I feel I would be remiss in my continuing quest to acknowledge obscure holidays if I didn't mention the Bacchanalia, a feast of drunkenness and orgies celebrated by the Romans on the sixteenth through seventeenth of March. Actually, there were apparently Bacchanalia celebrated throughout the year, but that appears to have been the main time for the festival. The celebrations were banned by the Senate in 186 BC, although there was a stipulation that the Senate could approve Bacchanalia if they deem them necessary. I can only imagine the paperwork that was necessary to petition for one.

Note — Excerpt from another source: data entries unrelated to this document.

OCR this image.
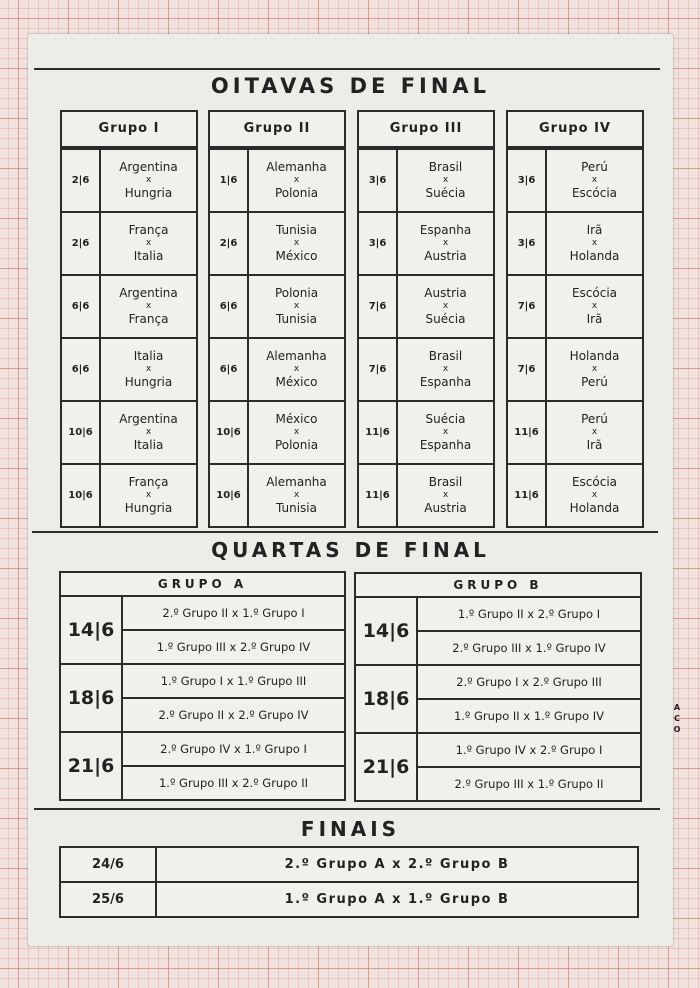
OITAVAS DE FINAL
Grupo I
2|6
Argentina
x
Hungria
2|6
França
x
Italia
6|6
Argentina
x
França
6|6
Italia
x
Hungria
10|6
Argentina
x
Italia
10|6
França
x
Hungria
Grupo II
1|6
Alemanha
x
Polonia
2|6
Tunisia
x
México
6|6
Polonia
x
Tunisia
6|6
Alemanha
x
México
10|6
México
x
Polonia
10|6
Alemanha
x
Tunisia
Grupo III
3|6
Brasil
x
Suécia
3|6
Espanha
x
Austria
7|6
Austria
x
Suécia
7|6
Brasil
x
Espanha
11|6
Suécia
x
Espanha
11|6
Brasil
x
Austria
Grupo IV
3|6
Perú
x
Escócia
3|6
Irã
x
Holanda
7|6
Escócia
x
Irã
7|6
Holanda
x
Perú
11|6
Perú
x
Irã
11|6
Escócia
x
Holanda
QUARTAS DE FINAL
GRUPO A
14|6
2.º Grupo II x 1.º Grupo I
1.º Grupo III x 2.º Grupo IV
18|6
1.º Grupo I x 1.º Grupo III
2.º Grupo II x 2.º Grupo IV
21|6
2.º Grupo IV x 1.º Grupo I
1.º Grupo III x 2.º Grupo II
GRUPO B
14|6
1.º Grupo II x 2.º Grupo I
2.º Grupo III x 1.º Grupo IV
18|6
2.º Grupo I x 2.º Grupo III
1.º Grupo II x 1.º Grupo IV
21|6
1.º Grupo IV x 2.º Grupo I
2.º Grupo III x 1.º Grupo II
FINAIS
24/6	2.º Grupo A x 2.º Grupo B
25/6	1.º Grupo A x 1.º Grupo B
A
C
O
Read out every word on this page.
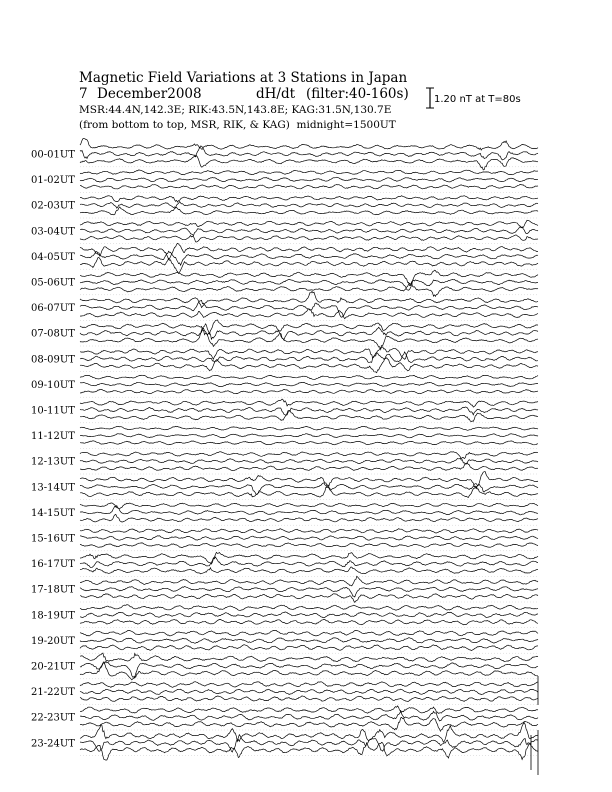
Magnetic Field Variations at 3 Stations in Japan
7 December2008	dH/dt (filter:40-160s)
MSR:44.4N,142.3E; RIK:43.5N,143.8E; KAG:31.5N,130.7E
(from bottom to top, MSR, RIK, & KAG) midnight=1500UT
1.20 nT at T=80s
00-01UT
01-02UT
02-03UT
03-04UT
04-05UT
05-06UT
06-07UT
07-08UT
08-09UT
09-10UT
10-11UT
11-12UT
12-13UT
13-14UT
14-15UT
15-16UT
16-17UT
17-18UT
18-19UT
19-20UT
20-21UT
21-22UT
22-23UT
23-24UT
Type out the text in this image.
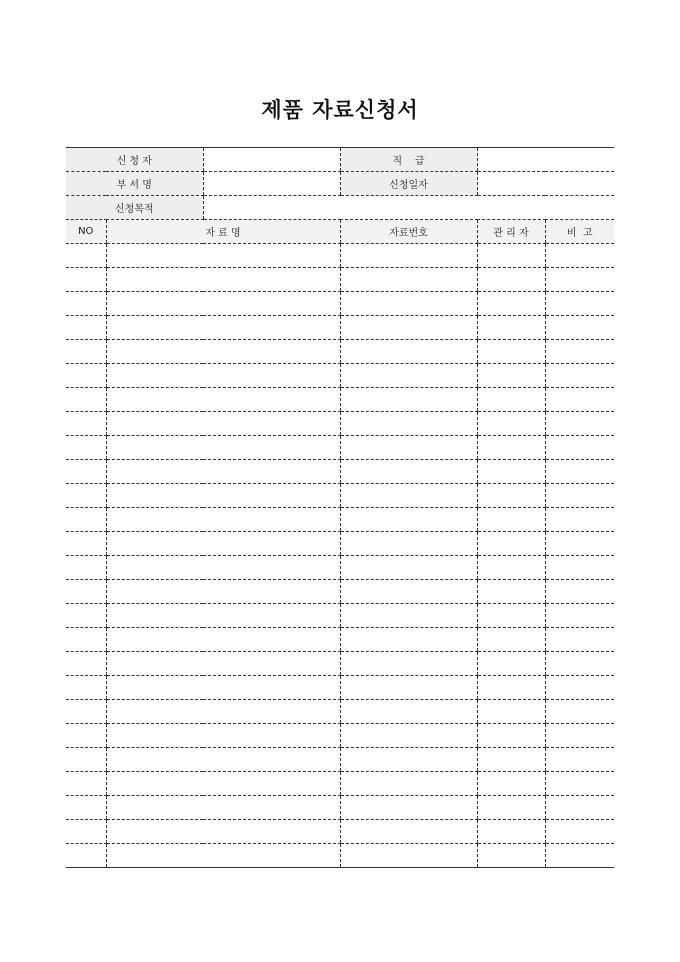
제품 자료신청서
신 청 자			직    급		
부 서 명			신청일자		
신청목적					
NO	자 료 명		자료번호	관 리 자	비  고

As you probably know, Bacchus was the Roman equivalent of the Greek Dionysus. As the god of wine, Dionysus was associated with drunken revelry, and was said to be attended by wild women known as Maenads. But he was also the subject of a mystery cult, and followers claimed to feel his presence inside of them. According to some scholars, his essence was said to enter the wine that believers drank, so that they were symbolically drinking the god himself. Sound familiar? He was also a resurrected deity, although not quite in the same manner as Jesus. After his mortal mother Semele died from seeing Zeus's true form, the King of Olympus had the fetus stitched into his own thigh. An alternate myth says that the infant Dionysus was torn apart by Titans, but Zeus resurrected him from his heart. When listing parallels between Dionysus and Jesus, there's also the latter's transformation of water to wine at the wedding in Cana. The importance of wine in the Gospels makes me wonder how some branches of Christianity are teetotal. There are plenty of good reasons to abstain from alcohol, but I don't think Jesus is one of them. The Son of God seemed to be in favor of alcohol, at least on special occasions. But I digress.

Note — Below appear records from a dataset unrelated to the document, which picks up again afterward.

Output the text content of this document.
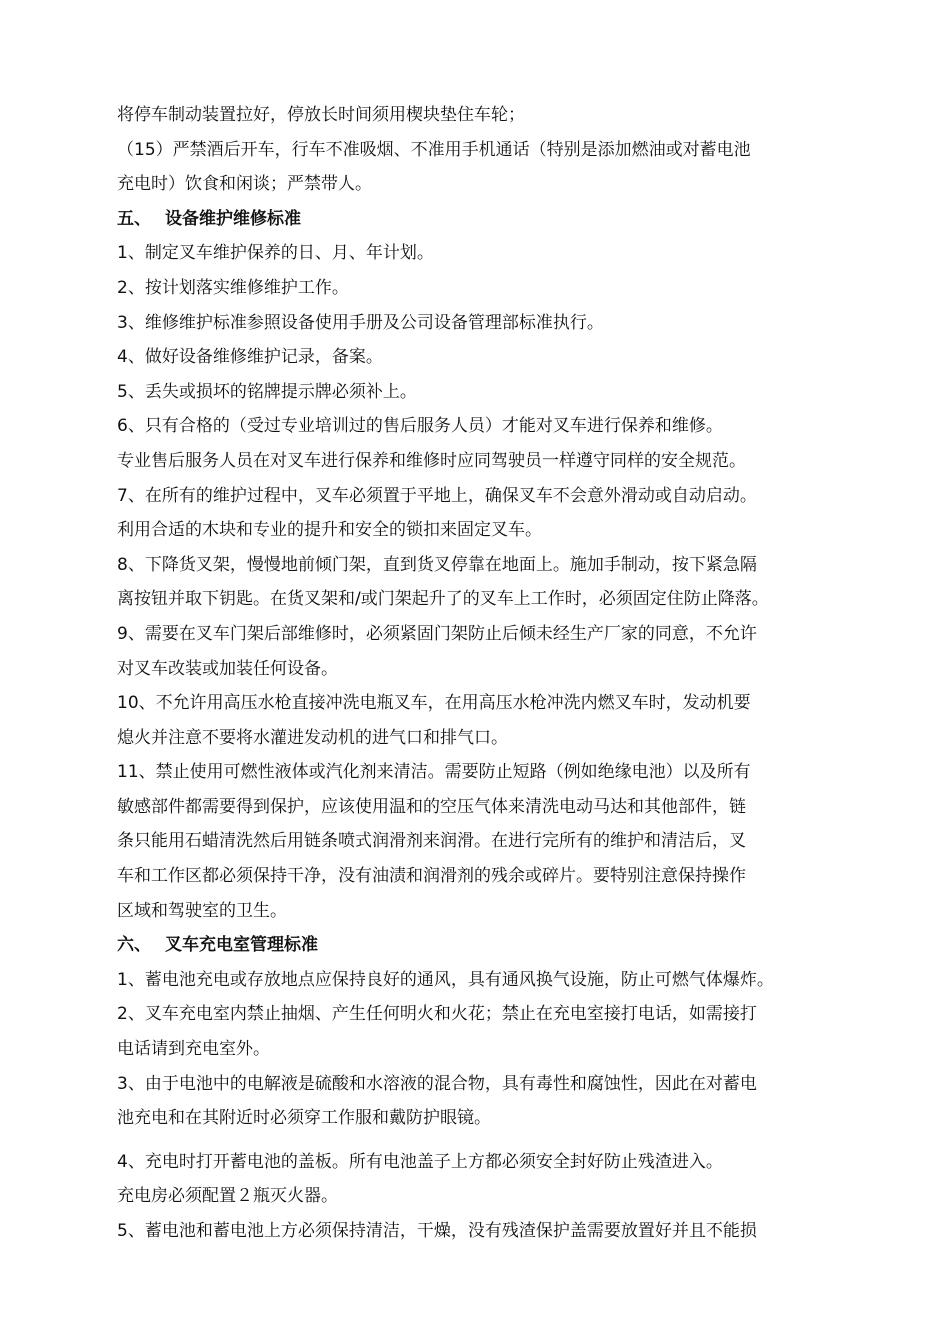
将停车制动装置拉好，停放长时间须用楔块垫住车轮；
（15）严禁酒后开车，行车不准吸烟、不准用手机通话（特别是添加燃油或对蓄电池
充电时）饮食和闲谈；严禁带人。
五、 设备维护维修标准
1、制定叉车维护保养的日、月、年计划。
2、按计划落实维修维护工作。
3、维修维护标准参照设备使用手册及公司设备管理部标准执行。
4、做好设备维修维护记录，备案。
5、丢失或损坏的铭牌提示牌必须补上。
6、只有合格的（受过专业培训过的售后服务人员）才能对叉车进行保养和维修。
专业售后服务人员在对叉车进行保养和维修时应同驾驶员一样遵守同样的安全规范。
7、在所有的维护过程中，叉车必须置于平地上，确保叉车不会意外滑动或自动启动。
利用合适的木块和专业的提升和安全的锁扣来固定叉车。
8、下降货叉架，慢慢地前倾门架，直到货叉停靠在地面上。施加手制动，按下紧急隔
离按钮并取下钥匙。在货叉架和/或门架起升了的叉车上工作时，必须固定住防止降落。
9、需要在叉车门架后部维修时，必须紧固门架防止后倾未经生产厂家的同意，不允许
对叉车改装或加装任何设备。
10、不允许用高压水枪直接冲洗电瓶叉车，在用高压水枪冲洗内燃叉车时，发动机要
熄火并注意不要将水灌进发动机的进气口和排气口。
11、禁止使用可燃性液体或汽化剂来清洁。需要防止短路（例如绝缘电池）以及所有
敏感部件都需要得到保护，应该使用温和的空压气体来清洗电动马达和其他部件，链
条只能用石蜡清洗然后用链条喷式润滑剂来润滑。在进行完所有的维护和清洁后，叉
车和工作区都必须保持干净，没有油渍和润滑剂的残余或碎片。要特别注意保持操作
区域和驾驶室的卫生。
六、 叉车充电室管理标准
1、蓄电池充电或存放地点应保持良好的通风，具有通风换气设施，防止可燃气体爆炸。
2、叉车充电室内禁止抽烟、产生任何明火和火花；禁止在充电室接打电话，如需接打
电话请到充电室外。
3、由于电池中的电解液是硫酸和水溶液的混合物，具有毒性和腐蚀性，因此在对蓄电
池充电和在其附近时必须穿工作服和戴防护眼镜。
4、充电时打开蓄电池的盖板。所有电池盖子上方都必须安全封好防止残渣进入。
充电房必须配置２瓶灭火器。
5、蓄电池和蓄电池上方必须保持清洁，干燥，没有残渣保护盖需要放置好并且不能损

We've already discussed how the Romans imported the Greek gods, but didn't always view them in the same way the Greeks did. In this case, I get the impression that the Romans had less respect for Bacchus than the Greeks did for Dionysus. While the Dionysian mystery religion did spread into Rome, the general Roman conception of the god seemed to be more akin to the lovable town drunk type that we see in Fantasia.